Expression of YRP196W-2 /-2L and MAL11 target gene in K1801M.
a Gene expression in K1801 and K1801M. Cells were harvested after overnight cultivation in YPD medium, then transferred to YPD (indicated as Glc) or YPM (indicated as Mal) and cultured at 30°C. After 6 h, total RNA was extracted and RT-PCR was performed using the indicated primers. The mRNA transcript level of each target gene was standardized by normalizing the value to that obtained for the control gene TDH3, and then presented as the value relative to that observed for K1801 grown on YPD. Data are presented as mean and standard deviation from three independent experiments. b Cells harboring a YPR196W-2p-lacZ reporter in a K1801 background were harvested after overnight cultivation in YPD medium, then transferred to YPD or YPM and cultured at 30°C for 6 h. β-galactosidase activity was measured using yeast β-galactosidase assay kit. c Restoration of maltose fermentation ability by YPR196W-2L. Cells carrying the indicated plasmid were streaked on SD, SD+EtOH (vehicle control), SD+Antimycin A, and MA (SMal+antimycin A) plates. Each plate was incubated at 30°C for 2–3 days.
Fig 5.
The maltose fermentation ability of ypr196W-2Δ sake yeast.
a Growth of K1801 and its derivatives on maltose-containing media. Each strain was streaked on SD, SD+EtOH (vehicle control), SD+Antimycin A, and MA (SMal+antimycin A) plates. Each plate was incubated at 30°C for 2–3 days. b Maltose fermentation test of ypr196W-2Δ strain. Cells were harvested after overnight cultivation in SD medium, then resuspended in SMal medium at 1 × 107 cells/mL and cultured at 20°C. Sugar content in the medium was measured at the indicated times.
Fig 6.
Maltose fermentation ability of cells carrying TDH3p-driven YRP196W-2.
Maltose fermentation test of cells carrying TDH3p-YPR196W-2. Cells carrying each plasmid were harvested after overnight cultivation in SD medium, then transferred into SMal medium at 1 × 107 cells/mL and cultured at 20°C. Sugar content in the medium was measured at the indicated times.
Fig 7.
Growth in the presence of maltose of K7 family strains carrying YRP196W-2L.

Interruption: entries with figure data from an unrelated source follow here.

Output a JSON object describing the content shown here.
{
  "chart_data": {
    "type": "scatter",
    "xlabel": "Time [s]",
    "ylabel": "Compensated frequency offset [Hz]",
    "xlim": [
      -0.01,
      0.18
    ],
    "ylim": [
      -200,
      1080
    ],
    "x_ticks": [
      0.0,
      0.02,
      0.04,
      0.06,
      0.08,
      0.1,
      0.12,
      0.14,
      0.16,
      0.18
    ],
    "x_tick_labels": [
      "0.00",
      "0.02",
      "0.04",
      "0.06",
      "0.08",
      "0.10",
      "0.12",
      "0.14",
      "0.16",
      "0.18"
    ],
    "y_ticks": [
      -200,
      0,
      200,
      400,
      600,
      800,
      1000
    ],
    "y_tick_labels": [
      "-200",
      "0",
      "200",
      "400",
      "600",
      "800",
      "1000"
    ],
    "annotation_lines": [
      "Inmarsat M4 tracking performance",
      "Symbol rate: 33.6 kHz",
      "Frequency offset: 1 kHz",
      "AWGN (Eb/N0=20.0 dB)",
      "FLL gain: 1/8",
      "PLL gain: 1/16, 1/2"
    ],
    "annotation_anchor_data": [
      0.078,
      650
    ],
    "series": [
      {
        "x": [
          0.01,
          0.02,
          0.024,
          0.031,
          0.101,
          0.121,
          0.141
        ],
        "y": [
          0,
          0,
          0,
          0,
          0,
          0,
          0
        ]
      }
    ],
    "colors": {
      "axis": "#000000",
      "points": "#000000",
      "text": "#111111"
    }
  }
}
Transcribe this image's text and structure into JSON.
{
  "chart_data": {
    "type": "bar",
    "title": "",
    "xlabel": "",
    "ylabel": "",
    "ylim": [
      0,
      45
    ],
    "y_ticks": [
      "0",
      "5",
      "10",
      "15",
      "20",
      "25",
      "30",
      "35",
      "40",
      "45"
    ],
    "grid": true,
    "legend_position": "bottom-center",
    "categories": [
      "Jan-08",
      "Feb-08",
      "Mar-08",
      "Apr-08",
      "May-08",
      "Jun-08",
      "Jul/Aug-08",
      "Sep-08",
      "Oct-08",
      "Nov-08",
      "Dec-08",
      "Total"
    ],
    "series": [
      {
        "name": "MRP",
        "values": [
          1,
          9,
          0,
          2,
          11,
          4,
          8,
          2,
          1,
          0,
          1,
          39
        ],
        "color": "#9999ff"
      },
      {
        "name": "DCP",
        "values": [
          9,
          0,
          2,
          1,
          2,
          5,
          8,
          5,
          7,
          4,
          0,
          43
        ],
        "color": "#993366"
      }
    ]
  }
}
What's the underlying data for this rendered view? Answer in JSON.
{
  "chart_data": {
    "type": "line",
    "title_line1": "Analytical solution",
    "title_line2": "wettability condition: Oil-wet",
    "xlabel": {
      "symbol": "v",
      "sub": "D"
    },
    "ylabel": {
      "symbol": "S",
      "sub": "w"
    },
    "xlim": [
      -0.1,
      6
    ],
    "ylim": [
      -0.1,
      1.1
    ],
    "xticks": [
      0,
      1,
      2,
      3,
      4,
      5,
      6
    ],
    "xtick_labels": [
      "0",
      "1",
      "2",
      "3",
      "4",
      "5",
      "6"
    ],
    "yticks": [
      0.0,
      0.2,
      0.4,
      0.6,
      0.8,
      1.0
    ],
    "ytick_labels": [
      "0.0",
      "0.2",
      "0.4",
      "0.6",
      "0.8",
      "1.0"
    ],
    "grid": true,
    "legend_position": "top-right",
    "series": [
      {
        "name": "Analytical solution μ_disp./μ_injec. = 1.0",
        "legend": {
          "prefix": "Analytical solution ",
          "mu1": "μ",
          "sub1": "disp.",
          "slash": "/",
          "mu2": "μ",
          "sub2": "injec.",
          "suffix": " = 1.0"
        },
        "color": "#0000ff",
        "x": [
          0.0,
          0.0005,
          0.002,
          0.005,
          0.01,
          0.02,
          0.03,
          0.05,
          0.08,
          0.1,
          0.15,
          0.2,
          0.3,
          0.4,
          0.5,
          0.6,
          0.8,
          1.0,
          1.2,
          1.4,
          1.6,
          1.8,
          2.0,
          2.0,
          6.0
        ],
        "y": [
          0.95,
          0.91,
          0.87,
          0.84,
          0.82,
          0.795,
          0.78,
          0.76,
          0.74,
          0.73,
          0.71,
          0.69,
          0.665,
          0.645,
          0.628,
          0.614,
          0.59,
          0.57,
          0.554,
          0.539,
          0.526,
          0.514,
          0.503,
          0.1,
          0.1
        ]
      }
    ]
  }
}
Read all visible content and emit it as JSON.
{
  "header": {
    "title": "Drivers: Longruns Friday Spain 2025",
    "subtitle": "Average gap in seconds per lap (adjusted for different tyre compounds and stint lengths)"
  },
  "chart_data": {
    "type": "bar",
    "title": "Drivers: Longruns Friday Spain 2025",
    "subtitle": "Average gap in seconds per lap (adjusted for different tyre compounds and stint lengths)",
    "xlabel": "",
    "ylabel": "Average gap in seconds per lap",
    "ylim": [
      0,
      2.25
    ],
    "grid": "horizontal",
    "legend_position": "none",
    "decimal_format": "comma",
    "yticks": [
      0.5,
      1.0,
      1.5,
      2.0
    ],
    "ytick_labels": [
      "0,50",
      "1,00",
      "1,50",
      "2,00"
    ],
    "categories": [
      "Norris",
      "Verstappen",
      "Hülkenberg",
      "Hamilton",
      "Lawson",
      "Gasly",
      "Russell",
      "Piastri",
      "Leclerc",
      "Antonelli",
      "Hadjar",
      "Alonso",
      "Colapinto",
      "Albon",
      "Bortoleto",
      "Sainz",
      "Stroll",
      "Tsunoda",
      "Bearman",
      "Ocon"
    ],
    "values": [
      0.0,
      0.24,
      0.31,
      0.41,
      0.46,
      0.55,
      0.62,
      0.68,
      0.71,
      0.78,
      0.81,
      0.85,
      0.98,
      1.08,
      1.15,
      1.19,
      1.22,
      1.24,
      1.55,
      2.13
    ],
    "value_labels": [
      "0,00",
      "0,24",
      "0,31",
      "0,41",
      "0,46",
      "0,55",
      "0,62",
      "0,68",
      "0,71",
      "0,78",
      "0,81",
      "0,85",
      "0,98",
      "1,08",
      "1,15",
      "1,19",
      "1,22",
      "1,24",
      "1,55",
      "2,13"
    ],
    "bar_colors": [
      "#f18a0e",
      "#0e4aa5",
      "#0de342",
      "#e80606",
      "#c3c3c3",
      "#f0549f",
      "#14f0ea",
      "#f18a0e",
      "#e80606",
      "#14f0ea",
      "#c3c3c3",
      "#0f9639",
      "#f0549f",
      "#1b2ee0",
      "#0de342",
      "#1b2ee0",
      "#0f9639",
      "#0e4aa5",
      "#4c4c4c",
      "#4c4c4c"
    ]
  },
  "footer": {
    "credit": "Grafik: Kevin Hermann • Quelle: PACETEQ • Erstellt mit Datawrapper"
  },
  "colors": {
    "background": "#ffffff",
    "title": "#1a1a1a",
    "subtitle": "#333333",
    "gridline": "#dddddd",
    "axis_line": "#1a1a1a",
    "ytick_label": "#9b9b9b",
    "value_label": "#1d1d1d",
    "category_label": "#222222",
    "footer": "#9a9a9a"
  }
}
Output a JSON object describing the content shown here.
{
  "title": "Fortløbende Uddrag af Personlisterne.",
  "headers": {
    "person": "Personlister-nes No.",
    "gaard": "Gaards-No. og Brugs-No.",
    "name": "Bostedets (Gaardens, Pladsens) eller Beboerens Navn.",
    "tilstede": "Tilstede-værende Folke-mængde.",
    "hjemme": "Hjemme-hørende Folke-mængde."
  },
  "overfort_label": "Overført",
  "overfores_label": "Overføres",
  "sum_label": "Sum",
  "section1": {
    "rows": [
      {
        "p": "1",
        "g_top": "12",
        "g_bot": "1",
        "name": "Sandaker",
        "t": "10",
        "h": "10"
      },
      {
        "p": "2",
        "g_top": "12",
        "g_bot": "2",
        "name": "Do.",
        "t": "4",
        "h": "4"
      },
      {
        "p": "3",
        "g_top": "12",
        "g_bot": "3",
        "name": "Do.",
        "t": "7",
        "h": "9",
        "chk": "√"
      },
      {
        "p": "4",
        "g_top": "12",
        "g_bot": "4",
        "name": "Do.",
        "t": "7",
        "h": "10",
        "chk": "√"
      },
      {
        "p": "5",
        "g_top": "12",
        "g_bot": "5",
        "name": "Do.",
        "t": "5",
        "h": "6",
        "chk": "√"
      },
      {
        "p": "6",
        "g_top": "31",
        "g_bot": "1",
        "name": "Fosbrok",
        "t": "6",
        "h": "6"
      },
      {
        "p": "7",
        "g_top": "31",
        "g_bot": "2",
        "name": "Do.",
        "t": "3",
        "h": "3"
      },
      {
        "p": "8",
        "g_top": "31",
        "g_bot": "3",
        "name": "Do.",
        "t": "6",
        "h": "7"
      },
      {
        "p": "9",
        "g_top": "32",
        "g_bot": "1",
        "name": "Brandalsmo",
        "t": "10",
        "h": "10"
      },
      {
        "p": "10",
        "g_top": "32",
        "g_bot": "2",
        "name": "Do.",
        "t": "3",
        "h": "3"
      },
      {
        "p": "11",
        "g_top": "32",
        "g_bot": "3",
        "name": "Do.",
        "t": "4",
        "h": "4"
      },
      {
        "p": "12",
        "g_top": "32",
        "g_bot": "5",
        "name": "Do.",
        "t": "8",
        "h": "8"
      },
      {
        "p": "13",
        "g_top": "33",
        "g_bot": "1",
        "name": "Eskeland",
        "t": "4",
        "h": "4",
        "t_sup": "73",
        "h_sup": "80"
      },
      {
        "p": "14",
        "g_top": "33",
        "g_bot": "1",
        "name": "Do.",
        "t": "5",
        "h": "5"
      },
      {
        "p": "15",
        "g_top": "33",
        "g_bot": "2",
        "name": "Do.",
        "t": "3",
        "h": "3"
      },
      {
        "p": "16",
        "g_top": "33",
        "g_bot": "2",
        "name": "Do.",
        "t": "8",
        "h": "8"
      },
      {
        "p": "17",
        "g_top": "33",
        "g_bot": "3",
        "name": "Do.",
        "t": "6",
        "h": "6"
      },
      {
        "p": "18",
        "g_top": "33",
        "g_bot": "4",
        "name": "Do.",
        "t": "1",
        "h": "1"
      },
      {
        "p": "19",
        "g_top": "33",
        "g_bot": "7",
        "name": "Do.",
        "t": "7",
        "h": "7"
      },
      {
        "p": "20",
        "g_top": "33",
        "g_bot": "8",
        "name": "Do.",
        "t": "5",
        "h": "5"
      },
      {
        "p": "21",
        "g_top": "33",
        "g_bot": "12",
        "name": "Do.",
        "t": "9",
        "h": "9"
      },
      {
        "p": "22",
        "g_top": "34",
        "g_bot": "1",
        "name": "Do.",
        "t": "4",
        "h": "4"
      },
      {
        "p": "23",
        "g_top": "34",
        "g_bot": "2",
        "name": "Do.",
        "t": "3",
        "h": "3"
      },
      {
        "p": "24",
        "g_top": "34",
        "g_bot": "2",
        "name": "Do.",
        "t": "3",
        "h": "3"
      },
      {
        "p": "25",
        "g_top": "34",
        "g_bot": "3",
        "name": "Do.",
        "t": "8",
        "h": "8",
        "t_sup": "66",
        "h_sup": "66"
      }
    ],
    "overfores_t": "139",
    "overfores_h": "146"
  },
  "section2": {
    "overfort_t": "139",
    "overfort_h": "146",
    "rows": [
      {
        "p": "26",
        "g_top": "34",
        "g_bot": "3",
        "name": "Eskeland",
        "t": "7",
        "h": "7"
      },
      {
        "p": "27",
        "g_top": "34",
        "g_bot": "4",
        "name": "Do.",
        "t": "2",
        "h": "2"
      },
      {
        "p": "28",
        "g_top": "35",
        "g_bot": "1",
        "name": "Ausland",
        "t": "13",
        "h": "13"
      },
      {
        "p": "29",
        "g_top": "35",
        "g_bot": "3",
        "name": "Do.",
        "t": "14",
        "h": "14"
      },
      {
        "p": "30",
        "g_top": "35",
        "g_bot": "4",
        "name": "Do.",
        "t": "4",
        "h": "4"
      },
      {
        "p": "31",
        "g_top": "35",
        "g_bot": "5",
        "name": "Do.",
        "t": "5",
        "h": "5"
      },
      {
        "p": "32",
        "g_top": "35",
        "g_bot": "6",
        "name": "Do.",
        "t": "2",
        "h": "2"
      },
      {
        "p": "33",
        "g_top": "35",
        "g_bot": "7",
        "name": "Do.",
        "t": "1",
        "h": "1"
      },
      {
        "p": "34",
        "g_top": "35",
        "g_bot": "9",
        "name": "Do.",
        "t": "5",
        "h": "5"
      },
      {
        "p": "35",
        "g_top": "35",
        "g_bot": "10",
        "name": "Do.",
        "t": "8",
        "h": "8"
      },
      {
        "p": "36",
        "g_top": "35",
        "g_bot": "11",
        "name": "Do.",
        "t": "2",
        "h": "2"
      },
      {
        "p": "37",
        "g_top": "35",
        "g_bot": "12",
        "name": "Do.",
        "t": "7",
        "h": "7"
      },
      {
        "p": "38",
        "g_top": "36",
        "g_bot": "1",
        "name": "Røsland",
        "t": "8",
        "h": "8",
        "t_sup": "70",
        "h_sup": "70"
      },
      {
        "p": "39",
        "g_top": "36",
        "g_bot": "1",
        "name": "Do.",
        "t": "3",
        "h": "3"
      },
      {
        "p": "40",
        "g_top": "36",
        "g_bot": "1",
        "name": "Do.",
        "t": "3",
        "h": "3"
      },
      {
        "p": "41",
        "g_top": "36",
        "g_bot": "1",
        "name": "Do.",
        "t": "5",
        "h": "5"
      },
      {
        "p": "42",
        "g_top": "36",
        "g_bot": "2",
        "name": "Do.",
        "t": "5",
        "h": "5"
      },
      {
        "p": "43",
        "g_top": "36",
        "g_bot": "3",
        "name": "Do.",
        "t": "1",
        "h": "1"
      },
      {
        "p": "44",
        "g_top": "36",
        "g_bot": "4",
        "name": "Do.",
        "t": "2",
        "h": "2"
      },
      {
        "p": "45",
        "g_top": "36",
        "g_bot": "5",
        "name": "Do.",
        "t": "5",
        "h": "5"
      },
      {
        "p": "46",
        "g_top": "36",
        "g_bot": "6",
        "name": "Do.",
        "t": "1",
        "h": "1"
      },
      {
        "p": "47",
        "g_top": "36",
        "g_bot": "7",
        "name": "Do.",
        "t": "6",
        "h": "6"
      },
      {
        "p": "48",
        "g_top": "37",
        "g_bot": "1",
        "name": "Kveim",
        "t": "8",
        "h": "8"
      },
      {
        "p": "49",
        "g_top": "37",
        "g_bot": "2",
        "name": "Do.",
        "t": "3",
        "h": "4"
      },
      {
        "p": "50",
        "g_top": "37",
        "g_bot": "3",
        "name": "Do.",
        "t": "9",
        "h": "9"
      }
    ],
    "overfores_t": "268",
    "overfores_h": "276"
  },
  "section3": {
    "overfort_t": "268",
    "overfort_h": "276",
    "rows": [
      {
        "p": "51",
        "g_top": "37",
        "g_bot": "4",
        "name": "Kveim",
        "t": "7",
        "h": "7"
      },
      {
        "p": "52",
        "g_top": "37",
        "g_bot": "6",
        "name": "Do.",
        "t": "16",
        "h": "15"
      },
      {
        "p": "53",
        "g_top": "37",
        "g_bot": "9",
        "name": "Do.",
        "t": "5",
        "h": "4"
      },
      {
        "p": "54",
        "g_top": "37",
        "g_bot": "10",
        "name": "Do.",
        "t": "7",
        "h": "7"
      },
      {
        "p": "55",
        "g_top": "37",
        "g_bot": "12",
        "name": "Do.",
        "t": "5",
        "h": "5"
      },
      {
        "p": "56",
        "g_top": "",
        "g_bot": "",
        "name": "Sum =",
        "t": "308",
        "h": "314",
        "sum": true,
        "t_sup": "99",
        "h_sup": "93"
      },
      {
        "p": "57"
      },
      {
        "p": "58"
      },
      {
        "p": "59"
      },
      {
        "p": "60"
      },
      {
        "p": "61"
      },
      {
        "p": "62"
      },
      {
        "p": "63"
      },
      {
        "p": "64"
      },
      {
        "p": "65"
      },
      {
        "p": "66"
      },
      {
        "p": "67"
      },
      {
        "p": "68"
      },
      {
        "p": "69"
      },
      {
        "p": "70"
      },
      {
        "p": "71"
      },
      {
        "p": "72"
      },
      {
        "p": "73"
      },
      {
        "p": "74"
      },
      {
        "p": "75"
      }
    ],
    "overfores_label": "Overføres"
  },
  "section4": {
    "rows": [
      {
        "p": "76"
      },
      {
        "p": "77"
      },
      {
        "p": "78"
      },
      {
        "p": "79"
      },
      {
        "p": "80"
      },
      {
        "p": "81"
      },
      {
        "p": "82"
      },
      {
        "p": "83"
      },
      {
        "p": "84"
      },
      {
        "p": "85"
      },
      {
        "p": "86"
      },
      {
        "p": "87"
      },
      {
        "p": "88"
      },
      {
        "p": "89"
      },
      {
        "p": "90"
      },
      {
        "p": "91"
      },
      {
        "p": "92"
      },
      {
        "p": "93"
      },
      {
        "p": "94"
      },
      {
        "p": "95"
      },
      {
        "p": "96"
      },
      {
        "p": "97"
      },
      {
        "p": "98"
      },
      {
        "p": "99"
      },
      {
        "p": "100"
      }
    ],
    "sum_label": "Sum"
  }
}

Each strain was streaked on SD, SD+EtOH (vehicle control), SD+Antimycin A, and MA (SMal+antimycin A) plates, and plates were incubated at 30°C for 2–3 days.
Fig 8.
Cells expressing YPR196W-2L exhibit rapid maltose incorporation compared to control in a small-scale sake test fermentation.
a Sake mash that contained yeast cells with control vector or YPR196W-2L were prepared triplicate as described in the Materials and Methods section. Glucose and maltose content in the test fermentation. Mash was sampled at the indicated time point, and the supernatant was collected by centrifugation and assessed for sugar content. b At Day 3, total RNA was extracted and RT-PCR was performed using the indicated primers. The mRNA transcript level of each target gene was standardized by normalizing the value to that obtained for the control gene TDH3, and then presented as the value relative to that observed for control (empty vector) strain. Data are presented as mean and standard deviation from three independent experiments.
Fig 9.
An ancestral brewing yeast is presumed to have harbored a functional Mal63p ortholog. During the evolution or human selection of this ancestral strain, MAL63 experienced the deletion of a residue at nucleotide position 917 of the ORF. The resulting gene, MAL73, encodes a truncated MALR protein with attenuated trans-activation activity. As shown in this study, K1801M, isolated from K1801 on the basis of enhanced maltose fermentation ability, harbors a MAL73 gene in which a single nucleotide was inserted at ORF residue 914, resulting in a frameshifted extension of the ORF. The resulting MAL73L gene encodes a functionally restored MALR with improved trans-activation activity compared to the parental Mal73p.